Warga Desak Jaksa Tetapkan Tersangka Kasus Lahan Pemkot

Lensabengkulu.com - Warga Kelurahan Bentiring mengaku resah belum ditetapkannya tersangka kasus dugaan penjualan aset berupa laham Pemkot Bengkulu di Kelurahan Bentiring, yang kasusnya saat ini ditangani oleh Kejaksaan Negeri Bengkulu. Disampakan oleh Fahrizal, mantan Ketua RT 13 Kelurahan Bentiring Kecamatan Muara Bangkahulu, kasus tersebut agar secepatnya ditetapkan tersangkanya. Sementara alasan Kejari sampai saat ini masih menunggu hasil audit BPKP.

"Atas nama masyarakat dilingkungan tanah yang bermasalah serta warga Kota Bengkulu, agar pihak BPKP segera mengaudit. Karena dugaan kasus ini sudah meresahkan warga disana, kita berharap agar secepatnya melakukan penghitungan kerugian yang ada. Perkara ini menimpa lahan warga tepatnya Perumahan Kopri Kelurahan Bentiring RT 13," kata Fahrizal, Jumat (3/1/2020).

Menurutnya warga yang berada disekitaran tersebut mulai resah akibat adanya dugaan kasus ini. "Kalau menurut saya, semua bukti sudah diserahkan ke Kejari baik itu pemeriksaan saksi saksi juga sudah dilakukan. Maka kita meminta agar dugaan kasus penjualan aset Pemkot ini diselesaikan. Selain itu pihak oknum yang terkait dapat menerima sanksi hukuman," imbuhnya.

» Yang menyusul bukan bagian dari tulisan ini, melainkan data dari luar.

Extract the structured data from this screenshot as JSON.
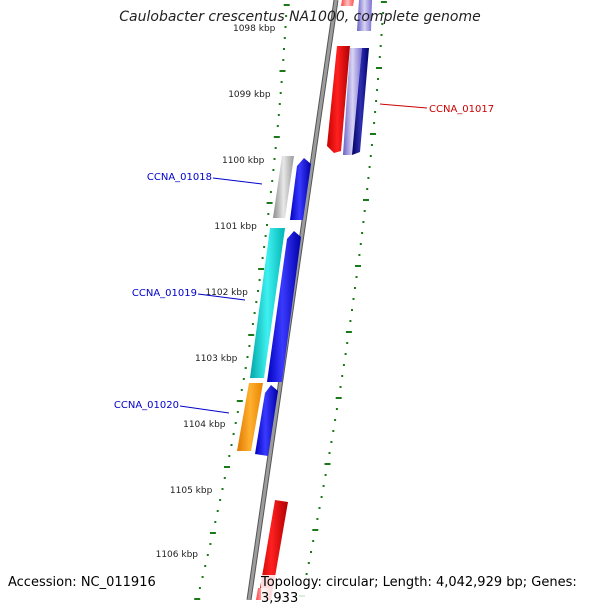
{
  "title": "Caulobacter crescentus NA1000, complete genome",
  "accession_label": "Accession: NC_011916",
  "topology_label": "Topology: circular; Length: 4,042,929 bp; Genes: 3,933",
  "colors": {
    "backbone": "#8a8a8a",
    "ticks": "#1a7a1a",
    "forward_cds": "#0000ee",
    "reverse_cds": "#ee0000",
    "label_blue": "#0000cc",
    "label_red": "#cc0000"
  },
  "ticks": [
    "1098 kbp",
    "1099 kbp",
    "1100 kbp",
    "1101 kbp",
    "1102 kbp",
    "1103 kbp",
    "1104 kbp",
    "1105 kbp",
    "1106 kbp"
  ],
  "genes": [
    {
      "id": "CCNA_01017",
      "label": "CCNA_01017"
    },
    {
      "id": "CCNA_01018",
      "label": "CCNA_01018"
    },
    {
      "id": "CCNA_01019",
      "label": "CCNA_01019"
    },
    {
      "id": "CCNA_01020",
      "label": "CCNA_01020"
    }
  ]
}
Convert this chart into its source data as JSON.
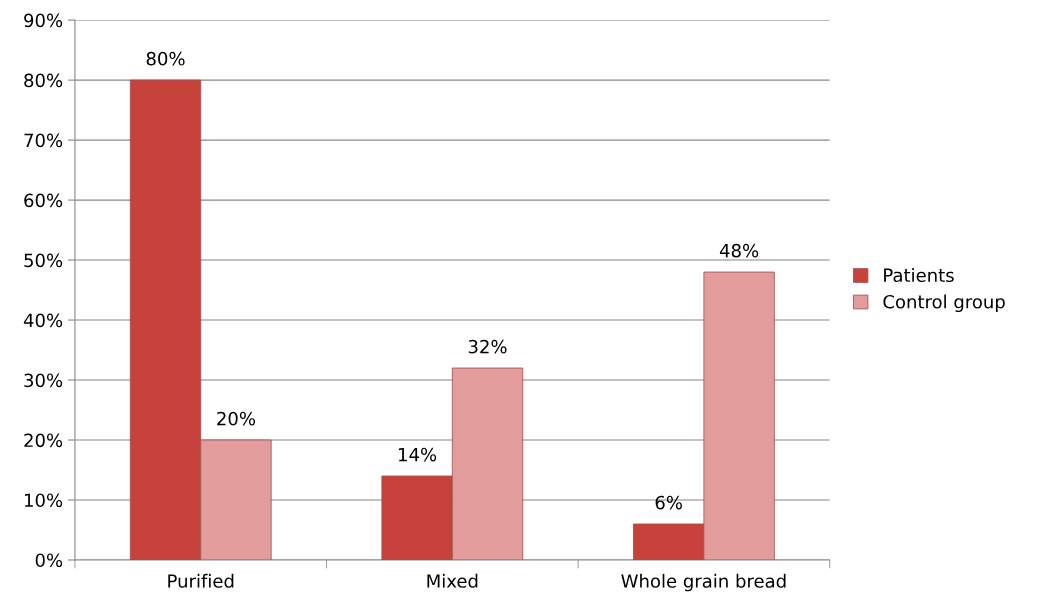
{
  "chart_data": {
    "type": "bar",
    "categories": [
      "Purified",
      "Mixed",
      "Whole grain bread"
    ],
    "series": [
      {
        "name": "Patients",
        "color": "#c8423c",
        "values": [
          80,
          14,
          6
        ],
        "value_labels": [
          "80%",
          "14%",
          "6%"
        ]
      },
      {
        "name": "Control group",
        "color": "#e39c9c",
        "values": [
          20,
          32,
          48
        ],
        "value_labels": [
          "20%",
          "32%",
          "48%"
        ]
      }
    ],
    "ylim": [
      0,
      90
    ],
    "yticks": [
      {
        "value": 0,
        "label": "0%"
      },
      {
        "value": 10,
        "label": "10%"
      },
      {
        "value": 20,
        "label": "20%"
      },
      {
        "value": 30,
        "label": "30%"
      },
      {
        "value": 40,
        "label": "40%"
      },
      {
        "value": 50,
        "label": "50%"
      },
      {
        "value": 60,
        "label": "60%"
      },
      {
        "value": 70,
        "label": "70%"
      },
      {
        "value": 80,
        "label": "80%"
      },
      {
        "value": 90,
        "label": "90%"
      }
    ],
    "grid": "y",
    "legend": "right"
  }
}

Seperti diketahui, perkembangan terakhir kasus tersebut menurut Kajari Bengkulu Emilwan Ridwan masih menunggu hasil audit. Pihak Kejari sendiri sudah melakukan proses pengukuran ulang terhadap lahan milik Pemkot Bengkulu di Kelurahan Bentiring pada bulan September tahun 2019 lalu.

Dalam pemeriksaan kasus ini adanya dugaan memperjualbelikan lahan milik pemkot seluas 62,9 hektar yang berlokasi di kelurahan bentiring. Kemudian pada bulan Oktober selanjutnya tim apprasial dari Kantor Jasa Penilai Publik (KJPP) mulai melakukan proses penilaian terhadap lahan hibah milik pemkot.

Kepala Kejaksaan Negeri Bengkulu Emilwan Ridwan, SH saat dikonfirmasi terkait penanganan kasus ini. Menurutnya secara keseluruhan sudah rampung, kendati hanya saja terhambat pada penghitungan audit yang ada. Namun pihaknya sudah menyurati melalui Kementerian Keuangan untuk menyediakan pihak ketiga untuk menghitung audit tersebut.

"Secara pemberkasan nya sudah hampir rampung. Namun terkendala dalam penghitungan, kita akan meminta keterangan dari ahli negara. Saya sudah menyurat meminta bantuan kepada Kementerian Keuangan dengan Dirjen Pebendaharan nya. Sudah ada pihak ketiga terkait, mudah mudahan segera ditunjuk ahli keuangan untuk memberikan keterangan," kata dia.

Dirinya memastikan akan menyelesaikan perkara ini. Bahkan untuk pemeriksaan saksi tidak diperlukan lagi.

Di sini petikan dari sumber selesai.